Of the 34 Golden Age novels, 21 feature Hercule Poirot as the principal detective. Those 21 novels are analysed in Volume I (2018).
“Agatha Christie’s Golden Age serves to deepen and enrich her success and mystery … and brilliantly shows how she wove particular tales around the universal themes of greed, lust, hate, redemption and atonement”
THE DAILY MAIL, October 2018.
The other 13 Golden Age novels comprise a mixture of detective stories (including three with Jane Marple) and thrillers (including two with Tommy and Tuppence Beresford) and among them is Christie’s most famous and popular novel, And Then There were None.

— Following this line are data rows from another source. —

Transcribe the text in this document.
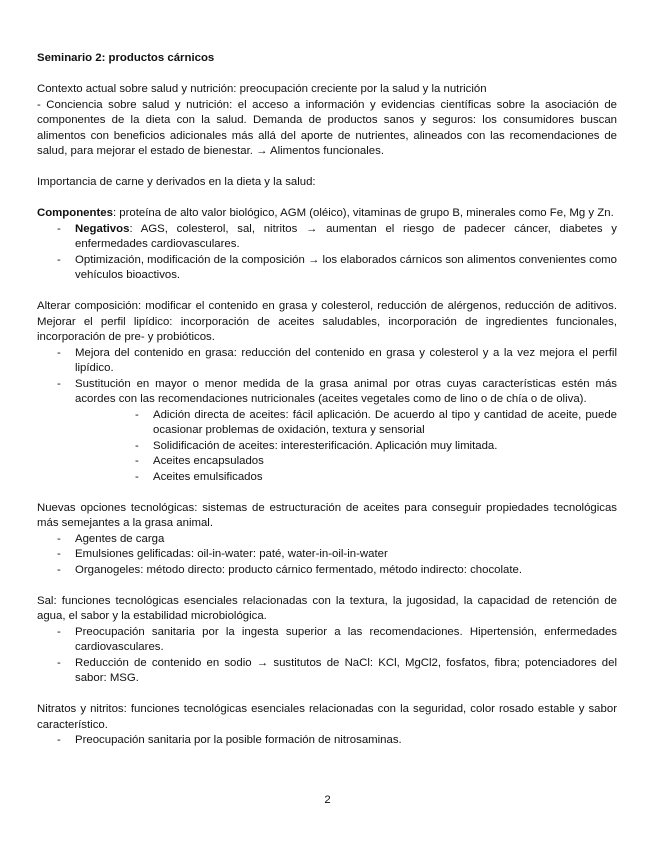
Seminario 2: productos cárnicos

Contexto actual sobre salud y nutrición: preocupación creciente por la salud y la nutrición

- Conciencia sobre salud y nutrición: el acceso a información y evidencias científicas sobre la asociación de componentes de la dieta con la salud. Demanda de productos sanos y seguros: los consumidores buscan alimentos con beneficios adicionales más allá del aporte de nutrientes, alineados con las recomendaciones de salud, para mejorar el estado de bienestar. → Alimentos funcionales.

Importancia de carne y derivados en la dieta y la salud:

Componentes: proteína de alto valor biológico, AGM (oléico), vitaminas de grupo B, minerales como Fe, Mg y Zn.

- Negativos: AGS, colesterol, sal, nitritos → aumentan el riesgo de padecer cáncer, diabetes y enfermedades cardiovasculares.
- Optimización, modificación de la composición → los elaborados cárnicos son alimentos convenientes como vehículos bioactivos.

Alterar composición: modificar el contenido en grasa y colesterol, reducción de alérgenos, reducción de aditivos. Mejorar el perfil lipídico: incorporación de aceites saludables, incorporación de ingredientes funcionales, incorporación de pre- y probióticos.

- Mejora del contenido en grasa: reducción del contenido en grasa y colesterol y a la vez mejora el perfil lipídico.
- Sustitución en mayor o menor medida de la grasa animal por otras cuyas características estén más acordes con las recomendaciones nutricionales (aceites vegetales como de lino o de chía o de oliva).
- Adición directa de aceites: fácil aplicación. De acuerdo al tipo y cantidad de aceite, puede ocasionar problemas de oxidación, textura y sensorial
- Solidificación de aceites: interesterificación. Aplicación muy limitada.
- Aceites encapsulados
- Aceites emulsificados

Nuevas opciones tecnológicas: sistemas de estructuración de aceites para conseguir propiedades tecnológicas más semejantes a la grasa animal.

- Agentes de carga
- Emulsiones gelificadas: oil-in-water: paté, water-in-oil-in-water
- Organogeles: método directo: producto cárnico fermentado, método indirecto: chocolate.

Sal: funciones tecnológicas esenciales relacionadas con la textura, la jugosidad, la capacidad de retención de agua, el sabor y la estabilidad microbiológica.

- Preocupación sanitaria por la ingesta superior a las recomendaciones. Hipertensión, enfermedades cardiovasculares.
- Reducción de contenido en sodio → sustitutos de NaCl: KCl, MgCl2, fosfatos, fibra; potenciadores del sabor: MSG.

Nitratos y nitritos: funciones tecnológicas esenciales relacionadas con la seguridad, color rosado estable y sabor característico.

- Preocupación sanitaria por la posible formación de nitrosaminas.
2
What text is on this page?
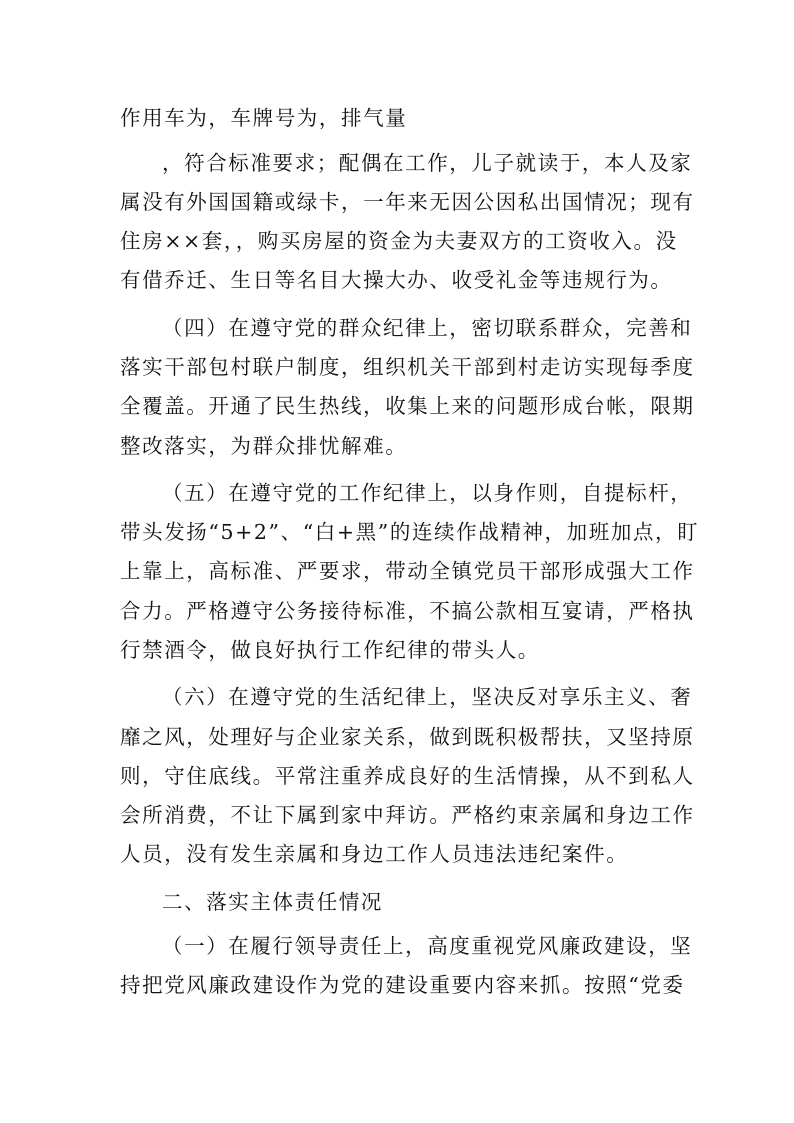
作用车为，车牌号为，排气量
，符合标准要求；配偶在工作，儿子就读于，本人及家
属没有外国国籍或绿卡，一年来无因公因私出国情况；现有
住房××套，，购买房屋的资金为夫妻双方的工资收入。没
有借乔迁、生日等名目大操大办、收受礼金等违规行为。
（四）在遵守党的群众纪律上，密切联系群众，完善和
落实干部包村联户制度，组织机关干部到村走访实现每季度
全覆盖。开通了民生热线，收集上来的问题形成台帐，限期
整改落实，为群众排忧解难。
（五）在遵守党的工作纪律上，以身作则，自提标杆，
带头发扬“5+2”、“白+黑”的连续作战精神，加班加点，盯
上靠上，高标准、严要求，带动全镇党员干部形成强大工作
合力。严格遵守公务接待标准，不搞公款相互宴请，严格执
行禁酒令，做良好执行工作纪律的带头人。
（六）在遵守党的生活纪律上，坚决反对享乐主义、奢
靡之风，处理好与企业家关系，做到既积极帮扶，又坚持原
则，守住底线。平常注重养成良好的生活情操，从不到私人
会所消费，不让下属到家中拜访。严格约束亲属和身边工作
人员，没有发生亲属和身边工作人员违法违纪案件。
二、落实主体责任情况
（一）在履行领导责任上，高度重视党风廉政建设，坚
持把党风廉政建设作为党的建设重要内容来抓。按照“党委
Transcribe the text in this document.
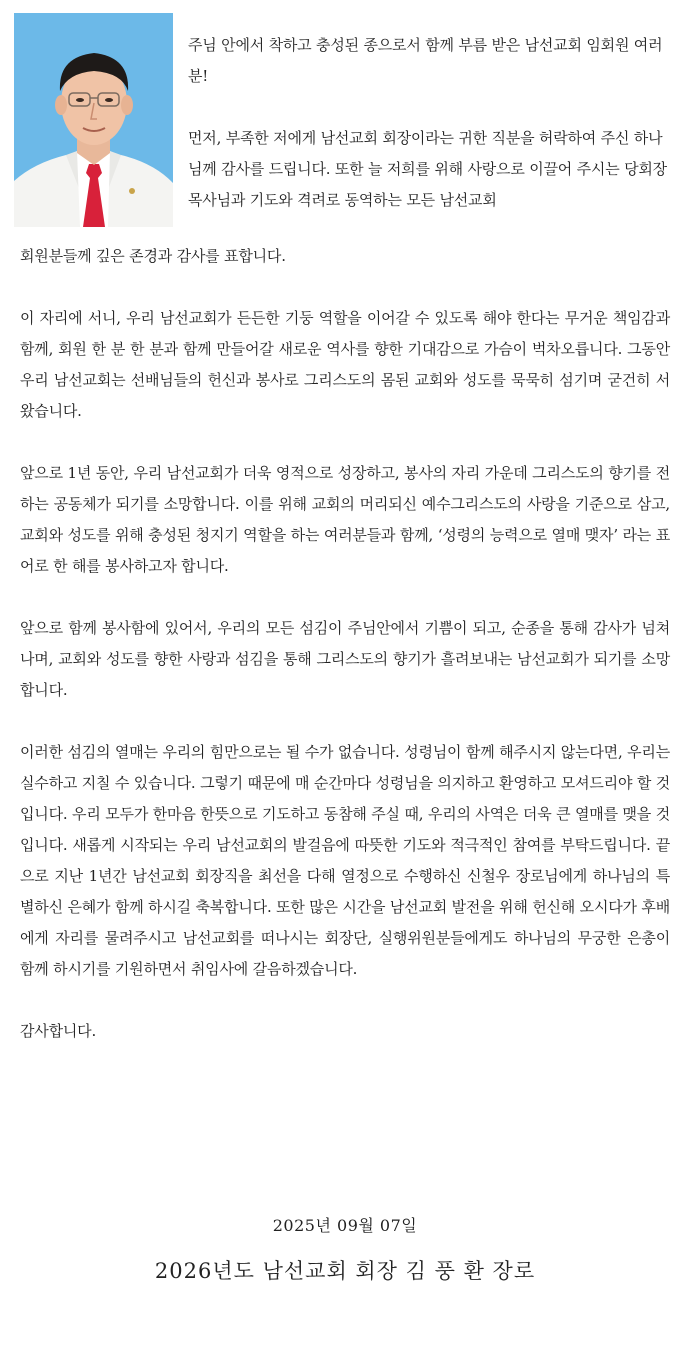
주님 안에서 착하고 충성된 종으로서 함께 부름 받은 남선교회 임회원 여러분!

먼저, 부족한 저에게 남선교회 회장이라는 귀한 직분을 허락하여 주신 하나님께 감사를 드립니다. 또한 늘 저희를 위해 사랑으로 이끌어 주시는 당회장 목사님과 기도와 격려로 동역하는 모든 남선교회

회원분들께 깊은 존경과 감사를 표합니다.

이 자리에 서니, 우리 남선교회가 든든한 기둥 역할을 이어갈 수 있도록 해야 한다는 무거운 책임감과 함께, 회원 한 분 한 분과 함께 만들어갈 새로운 역사를 향한 기대감으로 가슴이 벅차오릅니다. 그동안 우리 남선교회는 선배님들의 헌신과 봉사로 그리스도의 몸된 교회와 성도를 묵묵히 섬기며 굳건히 서 왔습니다.

앞으로 1년 동안, 우리 남선교회가 더욱 영적으로 성장하고, 봉사의 자리 가운데 그리스도의 향기를 전하는 공동체가 되기를 소망합니다. 이를 위해 교회의 머리되신 예수그리스도의 사랑을 기준으로 삼고, 교회와 성도를 위해 충성된 청지기 역할을 하는 여러분들과 함께, ‘성령의 능력으로 열매 맺자’ 라는 표어로 한 해를 봉사하고자 합니다.

앞으로 함께 봉사함에 있어서, 우리의 모든 섬김이 주님안에서 기쁨이 되고, 순종을 통해 감사가 넘쳐나며, 교회와 성도를 향한 사랑과 섬김을 통해 그리스도의 향기가 흘려보내는 남선교회가 되기를 소망합니다.

이러한 섬김의 열매는 우리의 힘만으로는 될 수가 없습니다. 성령님이 함께 해주시지 않는다면, 우리는 실수하고 지칠 수 있습니다. 그렇기 때문에 매 순간마다 성령님을 의지하고 환영하고 모셔드리야 할 것입니다. 우리 모두가 한마음 한뜻으로 기도하고 동참해 주실 때, 우리의 사역은 더욱 큰 열매를 맺을 것입니다. 새롭게 시작되는 우리 남선교회의 발걸음에 따뜻한 기도와 적극적인 참여를 부탁드립니다. 끝으로 지난 1년간 남선교회 회장직을 최선을 다해 열정으로 수행하신 신철우 장로님에게 하나님의 특별하신 은혜가 함께 하시길 축복합니다. 또한 많은 시간을 남선교회 발전을 위해 헌신해 오시다가 후배에게 자리를 물려주시고 남선교회를 떠나시는 회장단, 실행위원분들에게도 하나님의 무궁한 은총이 함께 하시기를 기원하면서 취임사에 갈음하겠습니다.

감사합니다.

2025년 09월 07일
2026년도 남선교회 회장 김 풍 환 장로
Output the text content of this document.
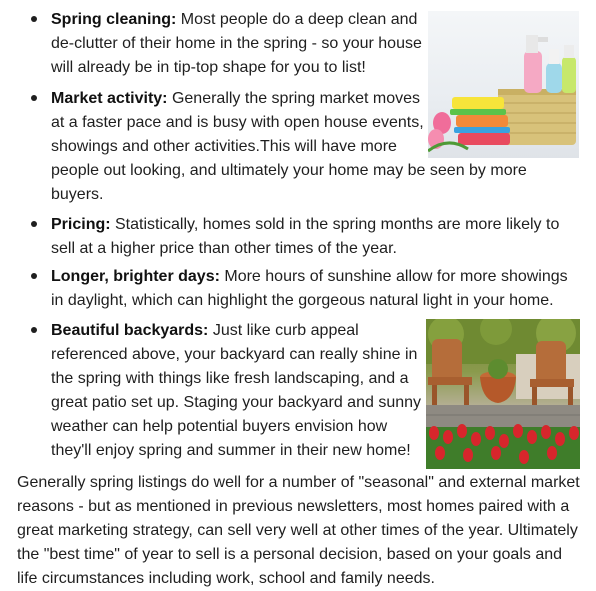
Spring cleaning: Most people do a deep clean and
de-clutter of their home in the spring - so your house
will already be in tip-top shape for you to list!

Market activity: Generally the spring market moves
at a faster pace and is busy with open house events,
showings and other activities.This will have more
people out looking, and ultimately your home may be seen by more
buyers.

Pricing: Statistically, homes sold in the spring months are more likely to
sell at a higher price than other times of the year.

Longer, brighter days: More hours of sunshine allow for more showings
in daylight, which can highlight the gorgeous natural light in your home.

Beautiful backyards: Just like curb appeal
referenced above, your backyard can really shine in
the spring with things like fresh landscaping, and a
great patio set up. Staging your backyard and sunny
weather can help potential buyers envision how
they'll enjoy spring and summer in their new home!

Generally spring listings do well for a number of "seasonal" and external market
reasons - but as mentioned in previous newsletters, most homes paired with a
great marketing strategy, can sell very well at other times of the year. Ultimately
the "best time" of year to sell is a personal decision, based on your goals and
life circumstances including work, school and family needs.
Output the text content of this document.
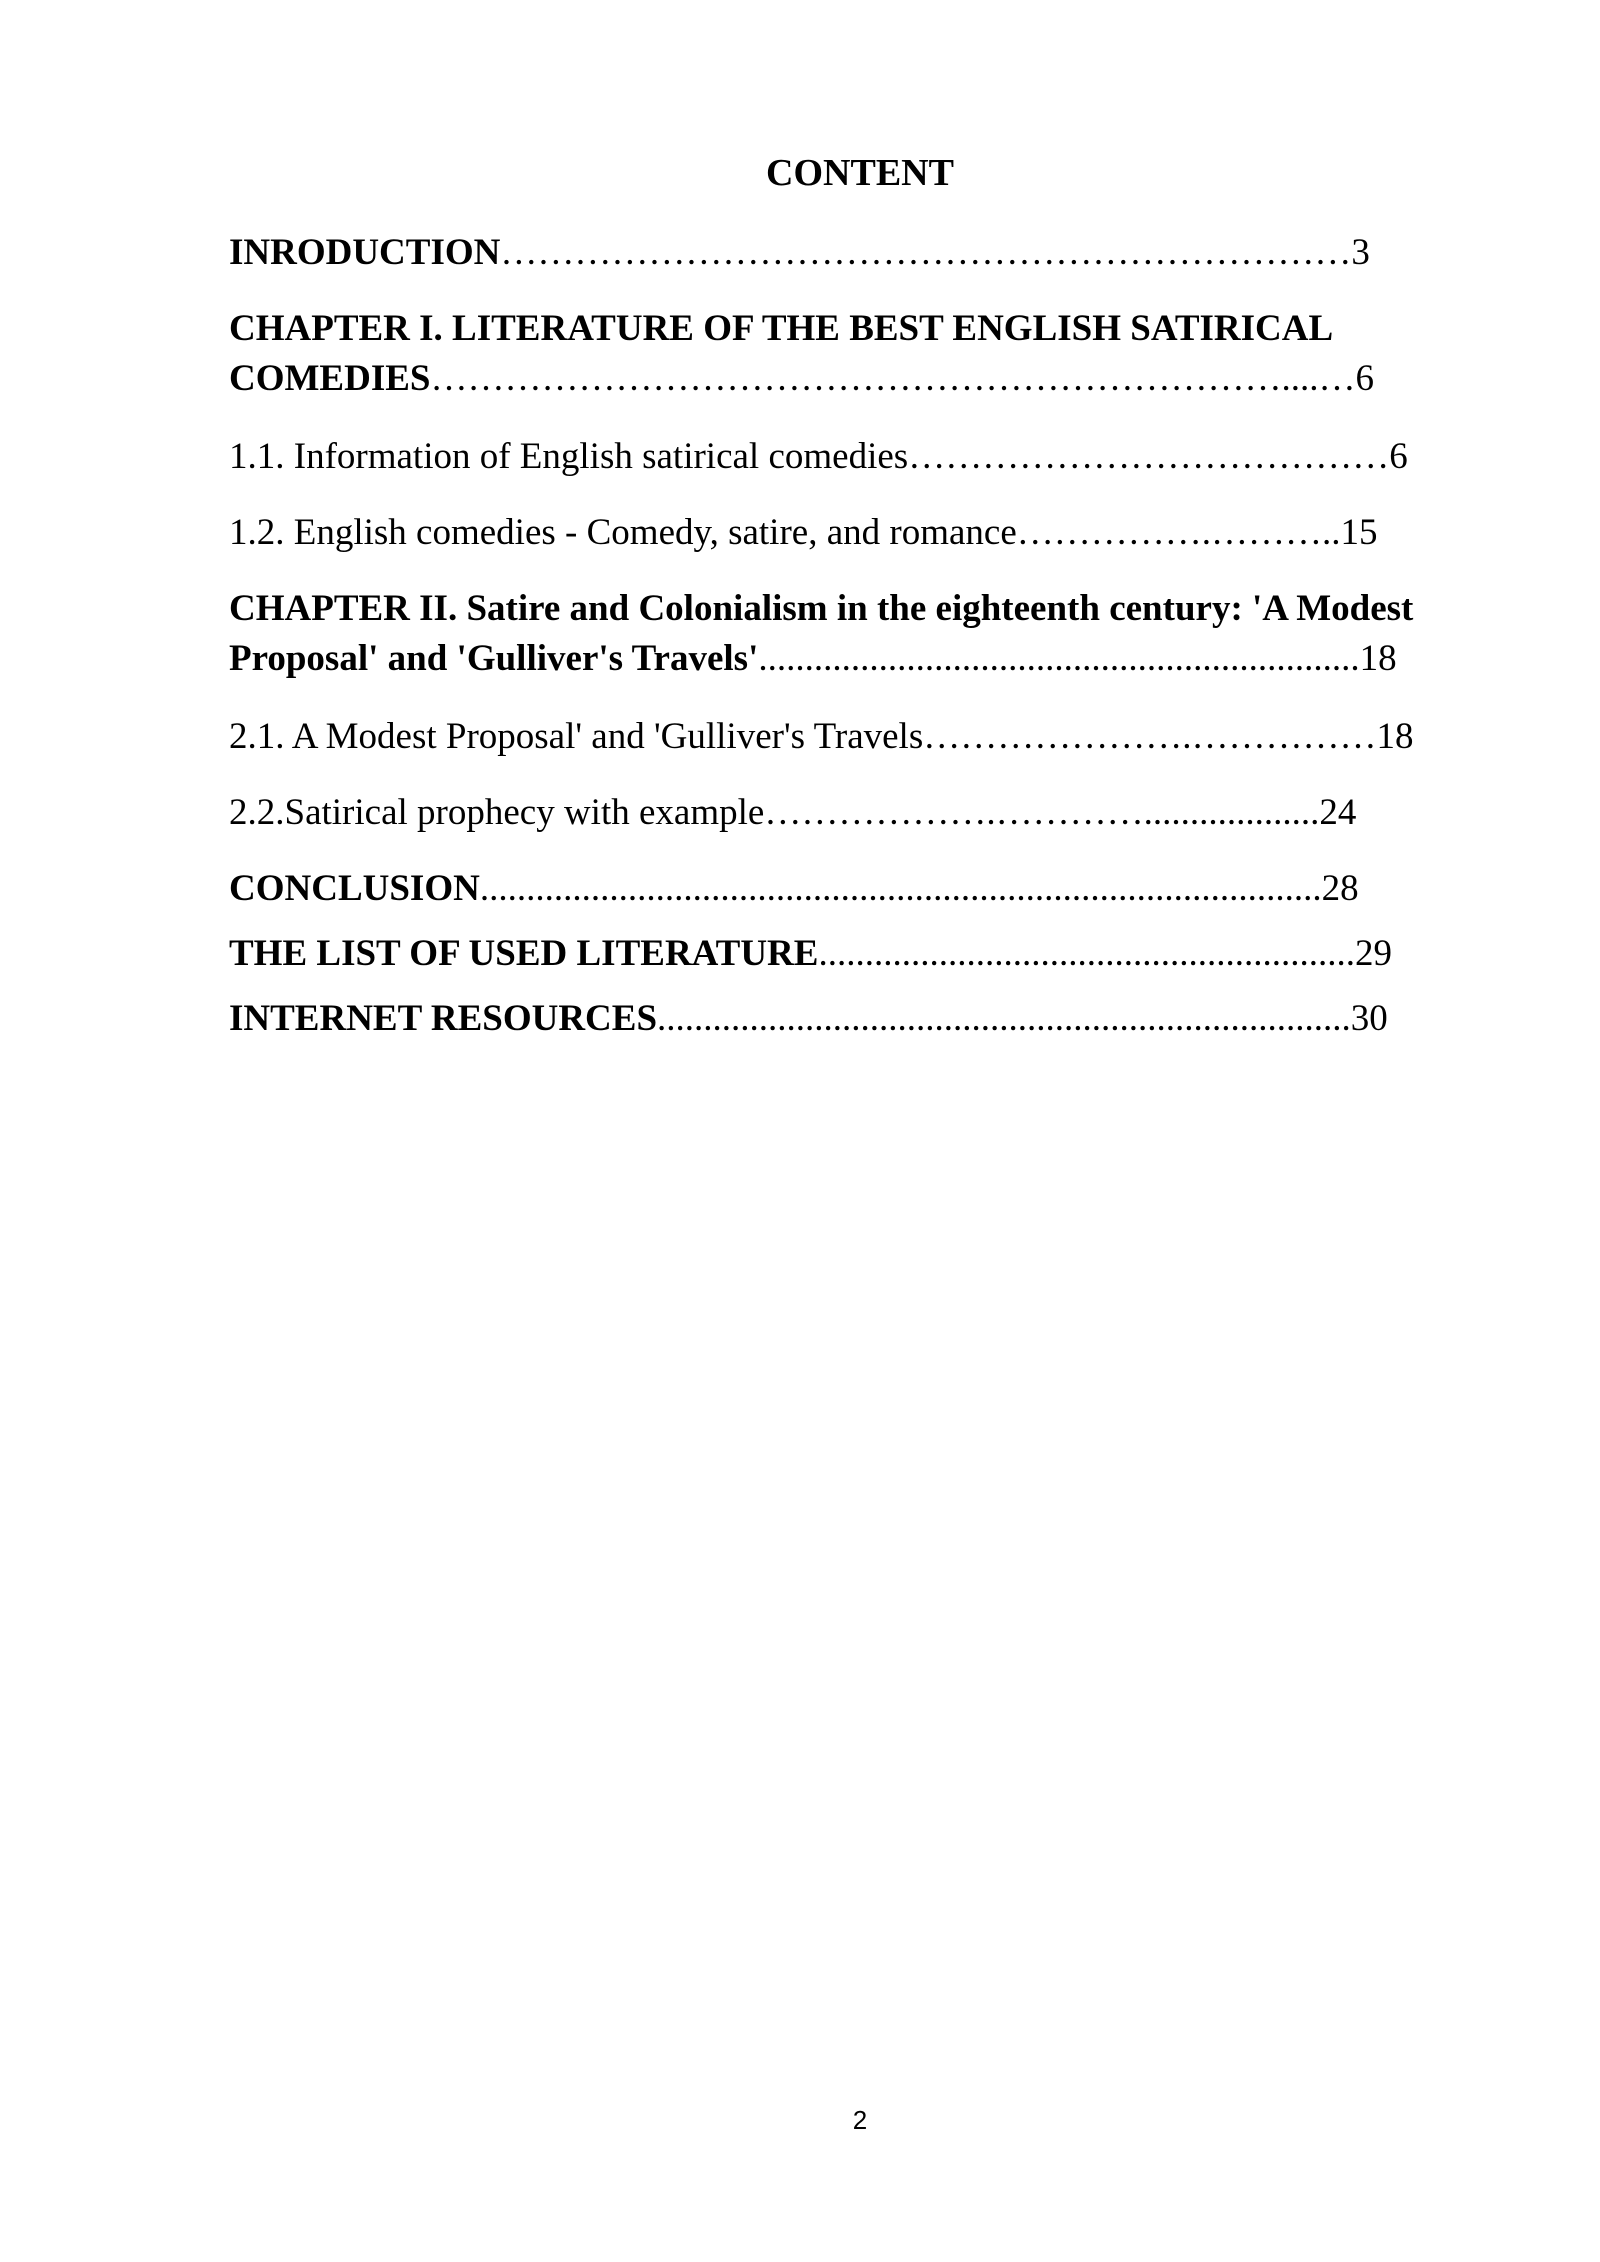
CONTENT
INRODUCTION……………………………………………………………3
CHAPTER I. LITERATURE OF THE BEST ENGLISH SATIRICAL
COMEDIES……………………………………………………………....…6
1.1. Information of English satirical comedies…………………………………6
1.2. English comedies - Comedy, satire, and romance…………….………..15
CHAPTER II. Satire and Colonialism in the eighteenth century: 'A Modest
Proposal' and 'Gulliver's Travels'.................................................................18
2.1. A Modest Proposal' and 'Gulliver's Travels………………….……………18
2.2.Satirical prophecy with example……………….…………...................24
CONCLUSION...........................................................................................28
THE LIST OF USED LITERATURE..........................................................29
INTERNET RESOURCES...........................................................................30
2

Those 13 novels are analysed in Volume II (2021).
“As previously … a highly original method which proved an accessible way for both Christie scholars and general readers to understand the novels as puzzles … Even seasoned Christie addicts will find much to ponder…”
Dr John Curran
AGATHA CHRISTIE ARCHIVIST, EXPERT AND INTERPRETER OF HER NOTEBOOKS.
“Poirot locked the door on the inside, and proceeded to a minute inspection of the room ….. ‘We have found in this room’, he said, writing busily, ‘six points of interest. Shall I enumerate them, or will you?’”
THE MYSTERIOUS AFFAIR AT STYLES (CHAPTER 4).